I laugh. I sound hysterical.
—Ha! Bet they think we’re impervious to jellyfish now. Brilliant.
We cycle down the path until the people on the beach are out of sight. I keep touching my cheek, trying to decide if it’s swollen. I don’t know if we should be cycling. If jellyfish are poisonous it might be spreading the poison around my body faster. I feel lightheaded.
Adrian stops and looks over his arms and legs. I stop beside him.
—Bloody hell, look at you, he says. — Looks like you’ve been flagellating yourself! Adrian laughs and points at all the red lines criss-crossing my body. I don’t know if it’s because I didn’t manage to avoid the jellyfish or whether I’m more sensitive than him, but Adrian looks practically unscathed compared to me.

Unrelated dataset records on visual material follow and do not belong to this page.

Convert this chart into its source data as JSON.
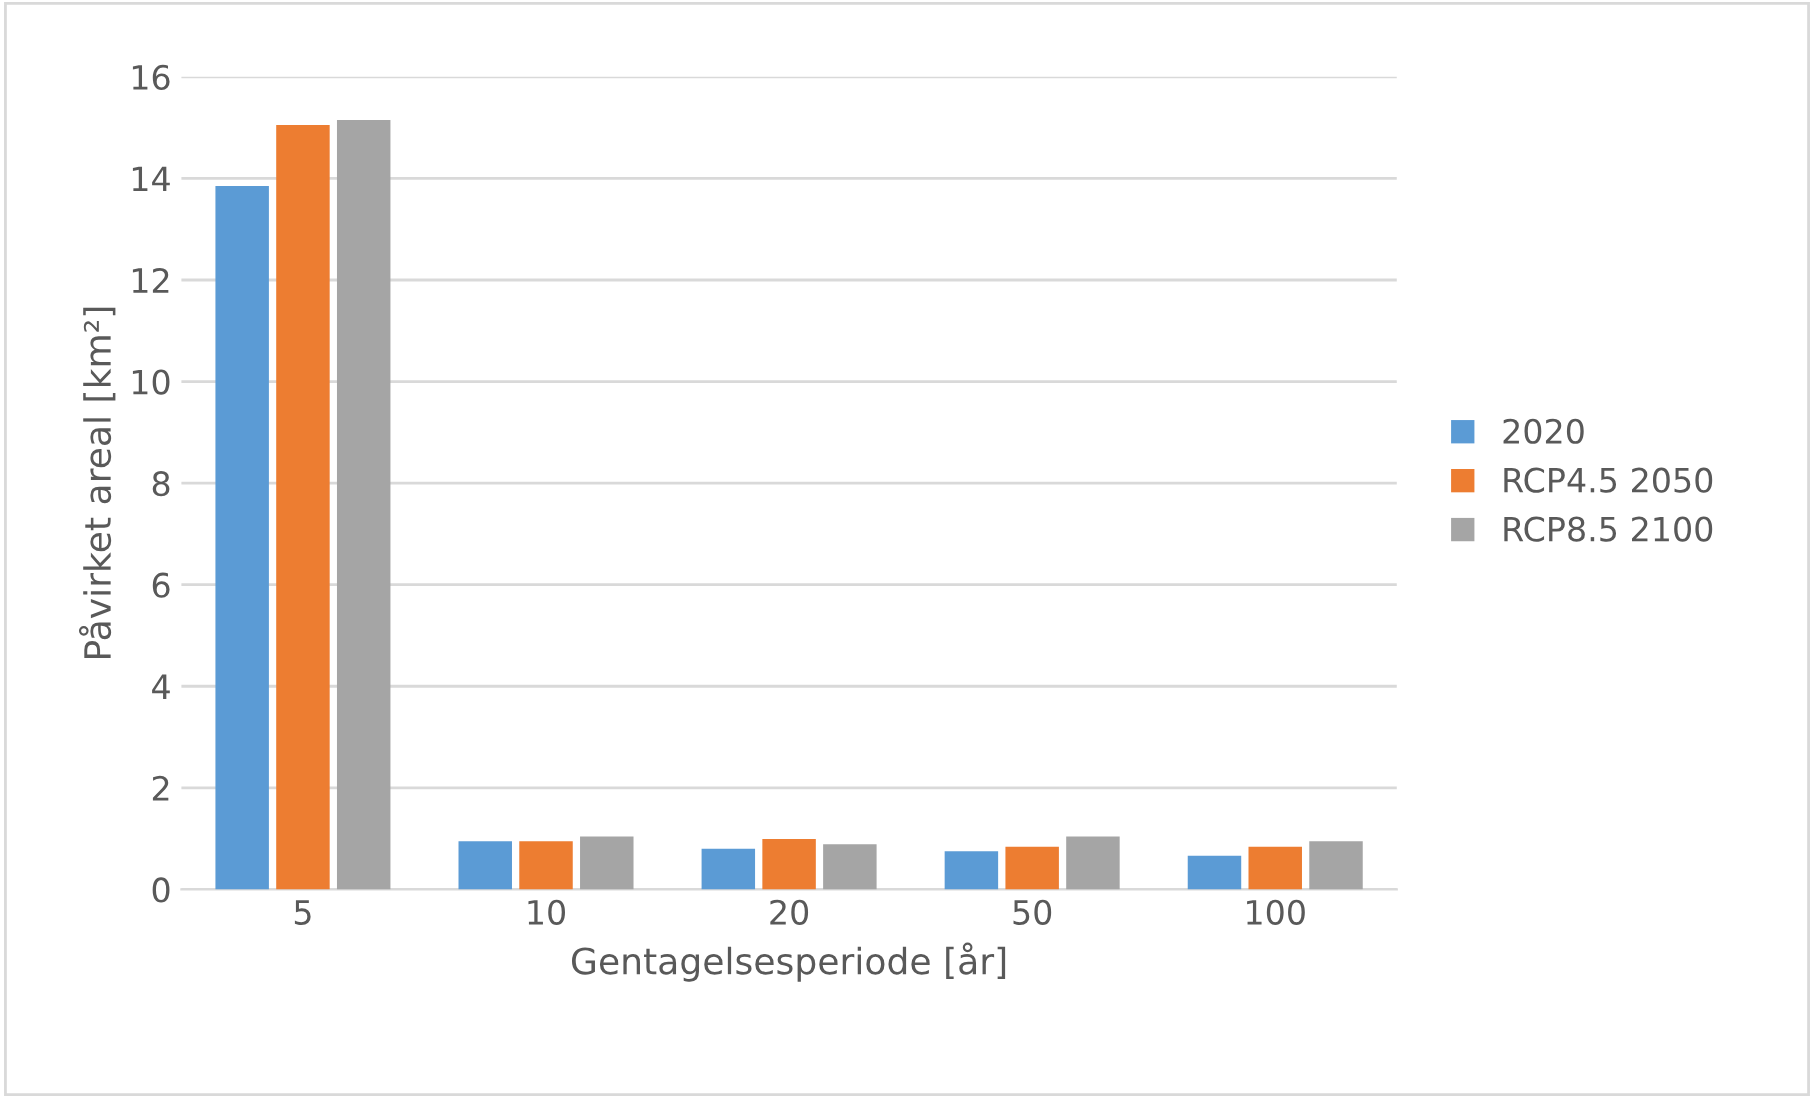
{
  "chart_data": {
    "type": "bar",
    "xlabel": "Gentagelsesperiode [år]",
    "ylabel": "Påvirket areal [km²]",
    "categories": [
      "5",
      "10",
      "20",
      "50",
      "100"
    ],
    "series": [
      {
        "name": "2020",
        "color": "#5b9bd5",
        "values": [
          13.85,
          0.95,
          0.8,
          0.75,
          0.66
        ]
      },
      {
        "name": "RCP4.5 2050",
        "color": "#ed7d31",
        "values": [
          15.05,
          0.95,
          0.99,
          0.84,
          0.84
        ]
      },
      {
        "name": "RCP8.5 2100",
        "color": "#a5a5a5",
        "values": [
          15.15,
          1.04,
          0.89,
          1.04,
          0.95
        ]
      }
    ],
    "ylim": [
      0,
      16
    ],
    "yticks": [
      0,
      2,
      4,
      6,
      8,
      10,
      12,
      14,
      16
    ],
    "grid": "y",
    "legend": "right"
  }
}
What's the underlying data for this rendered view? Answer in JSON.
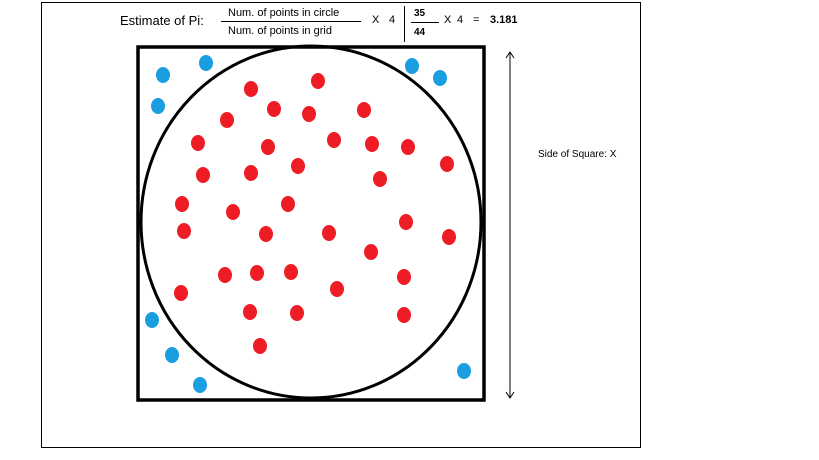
{
  "formula": {
    "label": "Estimate of Pi:",
    "numerator": "Num. of points in circle",
    "denominator": "Num. of points in grid",
    "times_symbol": "X",
    "multiplier": "4",
    "inside_count": "35",
    "total_count": "44",
    "equals": "=",
    "result": "3.181"
  },
  "side_label": "Side of Square: X",
  "colors": {
    "inside_point": "#ee1c24",
    "outside_point": "#1a9ee0",
    "outline": "#000000"
  },
  "points": {
    "inside_count": 35,
    "outside_count": 9
  }
}
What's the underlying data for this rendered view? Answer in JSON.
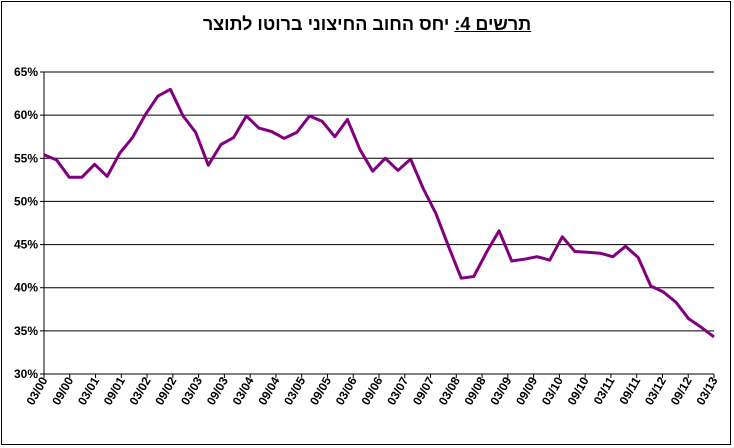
{
  "chart_data": {
    "type": "line",
    "title_label": "תרשים 4:",
    "title_text": "יחס החוב החיצוני  ברוטו לתוצר",
    "xlabel": "",
    "ylabel": "",
    "ylim": [
      30,
      65
    ],
    "yticks": [
      "30%",
      "35%",
      "40%",
      "45%",
      "50%",
      "55%",
      "60%",
      "65%"
    ],
    "ytick_values": [
      30,
      35,
      40,
      45,
      50,
      55,
      60,
      65
    ],
    "xtick_labels": [
      "03/00",
      "09/00",
      "03/01",
      "09/01",
      "03/02",
      "09/02",
      "03/03",
      "09/03",
      "03/04",
      "09/04",
      "03/05",
      "09/05",
      "03/06",
      "09/06",
      "03/07",
      "09/07",
      "03/08",
      "09/08",
      "03/09",
      "09/09",
      "03/10",
      "09/10",
      "03/11",
      "09/11",
      "03/12",
      "09/12",
      "03/13"
    ],
    "grid": true,
    "line_color": "#800080",
    "series": [
      {
        "values": [
          55.4,
          54.8,
          52.8,
          52.8,
          54.3,
          52.9,
          55.6,
          57.4,
          60.0,
          62.2,
          63.0,
          59.9,
          58.0,
          54.2,
          56.6,
          57.4,
          59.9,
          58.5,
          58.1,
          57.3,
          58.0,
          59.9,
          59.3,
          57.5,
          59.5,
          56.0,
          53.5,
          55.0,
          53.6,
          54.9,
          51.5,
          48.6,
          44.8,
          41.1,
          41.3,
          44.1,
          46.6,
          43.1,
          43.3,
          43.6,
          43.2,
          45.9,
          44.2,
          44.1,
          44.0,
          43.6,
          44.8,
          43.5,
          40.2,
          39.5,
          38.3,
          36.4,
          35.4,
          34.3
        ]
      }
    ]
  }
}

—What do we do? Is there an antidote?
—Yeah, but I don’t think you’d like it.
—What? What is it?
—I could piss on you.
I don’t know if he is serious or not. I assume an Aucklander would know about jellyfish. But I’m still embarrassed I believed the prefecture advisor when he told me the energy drinks in Japan have nicotine in them. I only realised he was taking the piss when he said to lick inside the lid of Seven Stars cigarettes for hidden acid dots.
I see an old woman up ahead. — I’m going to ask if they’re poisonous.

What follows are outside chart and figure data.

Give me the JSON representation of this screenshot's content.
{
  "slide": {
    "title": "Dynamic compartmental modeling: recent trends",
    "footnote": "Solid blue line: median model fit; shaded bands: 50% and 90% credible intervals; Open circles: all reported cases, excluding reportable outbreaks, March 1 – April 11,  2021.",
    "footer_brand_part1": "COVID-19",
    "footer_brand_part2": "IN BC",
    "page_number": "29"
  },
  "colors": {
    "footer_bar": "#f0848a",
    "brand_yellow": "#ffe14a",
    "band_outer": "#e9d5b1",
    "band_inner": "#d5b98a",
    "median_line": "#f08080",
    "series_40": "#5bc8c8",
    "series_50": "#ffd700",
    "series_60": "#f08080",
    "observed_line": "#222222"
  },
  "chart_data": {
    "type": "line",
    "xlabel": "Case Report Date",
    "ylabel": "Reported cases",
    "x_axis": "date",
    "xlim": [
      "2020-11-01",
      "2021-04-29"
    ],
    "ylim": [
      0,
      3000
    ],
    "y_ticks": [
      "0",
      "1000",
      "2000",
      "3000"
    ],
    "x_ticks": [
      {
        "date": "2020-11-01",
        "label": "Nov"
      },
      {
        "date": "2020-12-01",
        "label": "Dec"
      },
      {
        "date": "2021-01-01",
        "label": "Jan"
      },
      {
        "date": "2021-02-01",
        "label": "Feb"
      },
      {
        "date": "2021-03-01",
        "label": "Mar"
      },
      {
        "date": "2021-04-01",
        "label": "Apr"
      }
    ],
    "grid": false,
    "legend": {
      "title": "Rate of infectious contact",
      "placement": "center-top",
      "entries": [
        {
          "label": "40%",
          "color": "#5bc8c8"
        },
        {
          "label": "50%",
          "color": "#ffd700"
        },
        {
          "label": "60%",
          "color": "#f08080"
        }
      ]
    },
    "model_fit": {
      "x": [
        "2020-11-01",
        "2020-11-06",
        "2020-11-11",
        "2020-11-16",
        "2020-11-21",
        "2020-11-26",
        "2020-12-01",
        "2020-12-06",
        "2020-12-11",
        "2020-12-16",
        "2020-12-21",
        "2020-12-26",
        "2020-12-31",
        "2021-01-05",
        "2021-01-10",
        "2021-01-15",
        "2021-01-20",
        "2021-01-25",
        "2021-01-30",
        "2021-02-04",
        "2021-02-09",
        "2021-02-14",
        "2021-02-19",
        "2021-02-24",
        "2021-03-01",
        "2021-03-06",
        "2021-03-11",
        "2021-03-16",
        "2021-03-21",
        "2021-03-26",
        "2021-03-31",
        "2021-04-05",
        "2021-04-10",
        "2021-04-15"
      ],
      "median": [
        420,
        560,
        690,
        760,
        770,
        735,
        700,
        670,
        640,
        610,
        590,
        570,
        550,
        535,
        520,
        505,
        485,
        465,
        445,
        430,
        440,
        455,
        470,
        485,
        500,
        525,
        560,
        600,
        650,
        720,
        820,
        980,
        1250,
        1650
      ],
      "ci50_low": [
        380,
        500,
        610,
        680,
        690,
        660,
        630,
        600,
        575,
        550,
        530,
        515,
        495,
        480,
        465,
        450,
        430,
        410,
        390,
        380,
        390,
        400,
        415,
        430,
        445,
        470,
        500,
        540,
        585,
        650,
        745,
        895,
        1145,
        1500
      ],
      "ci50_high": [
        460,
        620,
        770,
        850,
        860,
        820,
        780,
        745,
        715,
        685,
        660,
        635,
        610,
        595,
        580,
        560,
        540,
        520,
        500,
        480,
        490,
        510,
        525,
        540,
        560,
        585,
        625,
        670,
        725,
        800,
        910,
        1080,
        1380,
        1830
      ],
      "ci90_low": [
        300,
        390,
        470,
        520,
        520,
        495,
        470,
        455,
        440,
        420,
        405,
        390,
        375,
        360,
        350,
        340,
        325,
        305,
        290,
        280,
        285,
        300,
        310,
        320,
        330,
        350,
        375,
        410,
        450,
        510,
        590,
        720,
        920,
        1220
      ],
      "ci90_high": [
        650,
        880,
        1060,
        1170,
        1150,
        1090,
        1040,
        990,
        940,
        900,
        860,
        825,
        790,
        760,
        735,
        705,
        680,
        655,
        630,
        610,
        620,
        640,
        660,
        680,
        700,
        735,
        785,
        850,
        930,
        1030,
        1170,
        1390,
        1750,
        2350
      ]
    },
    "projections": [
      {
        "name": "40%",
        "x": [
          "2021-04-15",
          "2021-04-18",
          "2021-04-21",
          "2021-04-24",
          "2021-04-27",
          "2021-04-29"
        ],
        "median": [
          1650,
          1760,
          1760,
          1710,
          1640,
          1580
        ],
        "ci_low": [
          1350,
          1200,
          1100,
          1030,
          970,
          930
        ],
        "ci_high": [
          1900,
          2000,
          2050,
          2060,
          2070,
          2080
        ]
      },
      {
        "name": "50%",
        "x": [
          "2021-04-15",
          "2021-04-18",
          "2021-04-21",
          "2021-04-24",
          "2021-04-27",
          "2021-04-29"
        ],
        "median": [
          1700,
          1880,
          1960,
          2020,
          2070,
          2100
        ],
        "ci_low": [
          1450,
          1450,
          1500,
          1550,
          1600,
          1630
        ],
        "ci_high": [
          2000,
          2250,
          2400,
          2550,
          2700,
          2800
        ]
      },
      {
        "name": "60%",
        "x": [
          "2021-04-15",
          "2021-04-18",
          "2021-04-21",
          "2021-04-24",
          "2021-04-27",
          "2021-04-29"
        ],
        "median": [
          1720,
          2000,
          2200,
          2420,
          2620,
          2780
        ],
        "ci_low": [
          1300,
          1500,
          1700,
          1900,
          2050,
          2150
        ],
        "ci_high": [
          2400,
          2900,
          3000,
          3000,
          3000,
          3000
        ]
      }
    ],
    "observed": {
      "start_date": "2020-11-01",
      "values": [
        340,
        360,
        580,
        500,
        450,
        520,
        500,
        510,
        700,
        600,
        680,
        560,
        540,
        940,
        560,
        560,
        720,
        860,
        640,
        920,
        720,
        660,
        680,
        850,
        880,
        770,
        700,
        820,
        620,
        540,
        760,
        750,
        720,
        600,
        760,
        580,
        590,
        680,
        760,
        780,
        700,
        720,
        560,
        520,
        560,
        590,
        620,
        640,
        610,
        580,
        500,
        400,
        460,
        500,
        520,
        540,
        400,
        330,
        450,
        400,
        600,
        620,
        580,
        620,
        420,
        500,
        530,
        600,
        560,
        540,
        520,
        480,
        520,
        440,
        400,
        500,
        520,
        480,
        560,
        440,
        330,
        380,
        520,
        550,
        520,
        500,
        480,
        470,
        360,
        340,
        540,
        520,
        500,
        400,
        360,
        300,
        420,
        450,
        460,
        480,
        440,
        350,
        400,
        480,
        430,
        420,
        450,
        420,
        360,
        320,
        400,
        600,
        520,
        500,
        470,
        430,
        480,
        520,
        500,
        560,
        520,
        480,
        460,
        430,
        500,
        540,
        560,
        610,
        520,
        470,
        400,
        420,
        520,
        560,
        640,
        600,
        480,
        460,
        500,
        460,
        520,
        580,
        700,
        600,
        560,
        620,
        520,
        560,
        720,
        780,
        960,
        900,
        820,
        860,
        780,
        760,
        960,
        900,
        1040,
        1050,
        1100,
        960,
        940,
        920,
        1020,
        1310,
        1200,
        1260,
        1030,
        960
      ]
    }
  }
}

—No, don’t! We’re building up our mythical status as superhero foreigners. They have to be in awe of us!
I ignore him and go up to the old lady. — Excuse me. Very sorry. I have pain. (I don’t know how to say numb in Japanese). Big fish. Red and white. Looks like a plate. Makes lines, I show her the lines. — Are they dangerous?
Adrian arrives beside me, smiling and bowing and looking like he understands what we’re talking about.

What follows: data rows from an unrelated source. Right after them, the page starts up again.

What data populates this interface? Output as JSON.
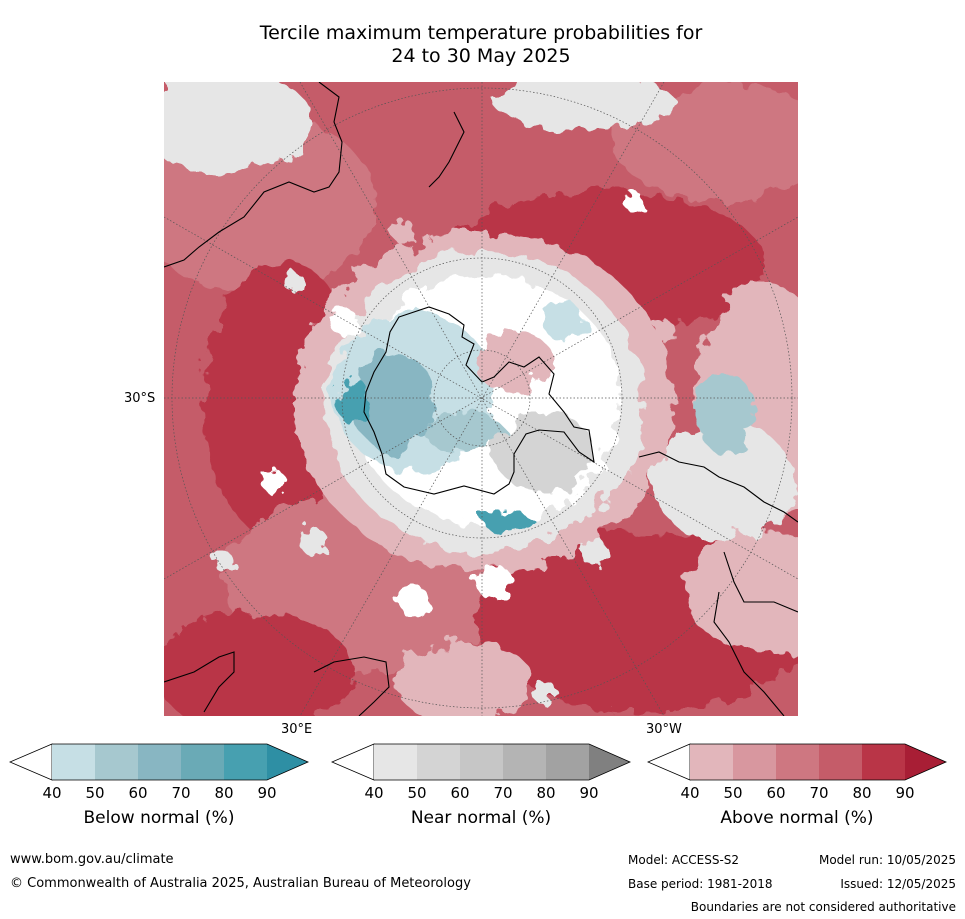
{
  "title_line1": "Tercile maximum temperature probabilities for",
  "title_line2": "24 to 30 May 2025",
  "map": {
    "lat_label": "30°S",
    "lon_label_east": "30°E",
    "lon_label_west": "30°W"
  },
  "legends": [
    {
      "name": "Below normal (%)",
      "ticks": [
        "40",
        "50",
        "60",
        "70",
        "80",
        "90"
      ],
      "colors": [
        "#ffffff",
        "#c6dfe5",
        "#a6c8cf",
        "#88b6c2",
        "#6aaab6",
        "#47a0b0",
        "#2e8fa4"
      ]
    },
    {
      "name": "Near normal (%)",
      "ticks": [
        "40",
        "50",
        "60",
        "70",
        "80",
        "90"
      ],
      "colors": [
        "#ffffff",
        "#e6e6e6",
        "#d4d4d4",
        "#c6c6c6",
        "#b4b4b4",
        "#a2a2a2",
        "#808080"
      ]
    },
    {
      "name": "Above normal (%)",
      "ticks": [
        "40",
        "50",
        "60",
        "70",
        "80",
        "90"
      ],
      "colors": [
        "#ffffff",
        "#e2b6bb",
        "#d8979f",
        "#ce7781",
        "#c55c69",
        "#b93547",
        "#a81e35"
      ]
    }
  ],
  "footer": {
    "website": "www.bom.gov.au/climate",
    "copyright": "© Commonwealth of Australia 2025, Australian Bureau of Meteorology",
    "model": "Model: ACCESS-S2",
    "base_period": "Base period: 1981-2018",
    "model_run": "Model run: 10/05/2025",
    "issued": "Issued: 12/05/2025",
    "disclaimer": "Boundaries are not considered authoritative"
  }
}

The woman looks closely at my skin. Her finger trails along my arm lightly stroking the fine blond hairs. She touches a freckle then turns her finger over to have a look as if she expected it to come off.
—Like a fish, in the water, but round, like a plate. I’m speaking louder and faster. Dangerous?
She looks up from my arm suddenly and throws her head back and laughs.
—Jellyfish! No, they’re not dangerous. You’ll be alright, my dear. It’ll hurt for a little while. Chin up!
She still holds my arm with one hand and strokes the hairs with her other. There are no red lines where she is touching my skin. Adrian looks at me wide eyed. — Well?
—Not poisonous apparently.
—Good! So why is she stroking your arm?
I pull my arm back gently, the woman lets go, smiles and bows. We smile and bow in return, hop on our bikes and continue down the path. We find another stretch of sand and lie down but I want to look in a mirror and keep touching my cheek.
—That old biddy was totally getting off on stroking your arm.
—No, she wasn’t. She was just checking it was okay.
—No, it was weird! You know she wasn’t checking the stings.
—I think it’s just something they do here. A woman came up to me in the supermarket last night, stroked my hair and said gold.
—Did you tell her to fuck the hell off?
I hold my arm in my left hand. The pain of the stings is already fading but I want to scratch where the old woman touched me.